Oh well, I guess I’ll ponder this some more.  Who knows, maybe book one will pop into my head after all.

Here are a few popular picture book series that I enjoy: 
Mo Willems and Knuffle Bunny:

Caralyn Buehner & Mark Buehner and their Snowmen Series
And my absolute favorite, Ian Falconer and the Olivia series


  1. Hey, JaNay. You raise some good questions I've wondered myself. I know, also, some authors write a book, and then write a "prequel" to it, the story that came before. Even as I write this, I'm starting to think that could be interesting: You know, a backward series. The first book, then the prequel, then the prequel to that. Hmm.

  2. That is interesting, Mitty! Sounds like a new challenge for our writing skills :)

  3. Hey Mitty, I just realized that there will be a break out session at this year's SCBWI Spring Spirit Conference about series. It's titled "Creating a Successful Series" and will be led by Lin Oliver. That might be an interesting and insightful session to attend.

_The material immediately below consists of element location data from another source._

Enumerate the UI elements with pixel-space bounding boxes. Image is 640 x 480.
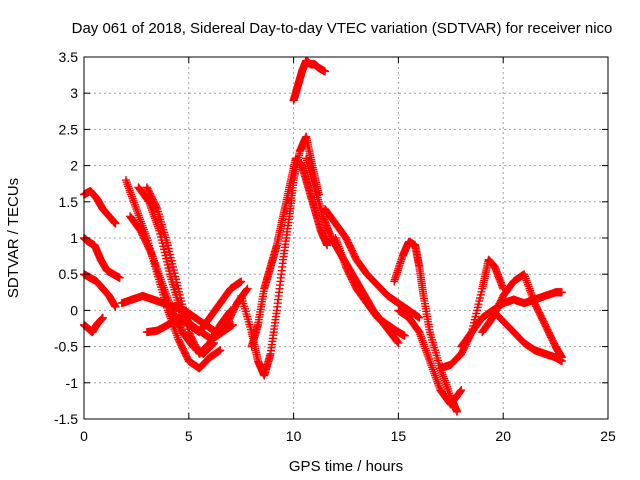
data-layer: [80, 56, 566, 416]
y-tick-label: 3: [70, 85, 78, 101]
y-tick-label: -1.5: [54, 411, 78, 427]
x-tick-label: 5: [185, 428, 193, 444]
data-point-sat-m: [321, 67, 330, 76]
x-tick-label: 25: [600, 428, 616, 444]
y-tick-label: -0.5: [54, 339, 78, 355]
tick-layer: 0 5 10 15 20 25 -1.5 -1 -0.5 0 0.5 1 1.5 2 2.5 3 3.5: [54, 49, 616, 444]
data-point-sat-c: [111, 302, 120, 311]
y-axis-label: SDTVAR / TECUs: [5, 178, 22, 298]
data-point-sat-p: [400, 331, 409, 340]
data-point-sat-q: [453, 407, 462, 416]
data-point-sat-j: [237, 277, 246, 286]
y-tick-label: 1.5: [59, 194, 79, 210]
data-point-sat-r: [456, 387, 465, 396]
data-point-sat-i: [242, 285, 251, 294]
x-tick-label: 15: [391, 428, 407, 444]
data-point-sat-f: [146, 246, 155, 255]
chart-title: Day 061 of 2018, Sidereal Day-to-day VTE…: [72, 20, 613, 37]
x-tick-label: 0: [80, 428, 88, 444]
y-tick-label: 2: [70, 158, 78, 174]
data-point-sat-v: [557, 357, 566, 366]
data-point-sat-l: [323, 241, 332, 250]
x-tick-label: 10: [286, 428, 302, 444]
data-point-sat-t: [557, 288, 566, 297]
y-tick-label: 2.5: [59, 121, 79, 137]
data-point-sat-r: [457, 386, 466, 395]
data-point-sat-e: [216, 346, 225, 355]
y-tick-label: 0: [70, 302, 78, 318]
x-axis-label: GPS time / hours: [289, 458, 403, 475]
data-point-sat-o: [415, 313, 424, 322]
data-point-sat-h: [152, 203, 161, 212]
data-point-sat-b: [115, 273, 124, 282]
x-tick-label: 20: [495, 428, 511, 444]
y-tick-label: 1: [70, 230, 78, 246]
y-tick-label: 0.5: [59, 266, 79, 282]
data-point-sat-a: [111, 219, 120, 228]
y-tick-label: -1: [66, 375, 79, 391]
data-point-sat-n: [394, 338, 403, 347]
data-point-sat-i: [243, 284, 252, 293]
y-tick-label: 3.5: [59, 49, 79, 65]
data-point-sat-d: [98, 313, 107, 322]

  4. This is one of the most important chicken or egg questions writers face. Common advice is never mention you expect your book to be the start of a series, and yet, some editors only acquire series! I have a series in mind and hope to get to work on it this year, but how to market it is a real dilemma. I love to read series and see my grandkids absolutely captured by them (Magic Treehouse for my granddaugher, Rick Riorden's books for my grandson). Thanks for the heads-up about the session at the spring conference!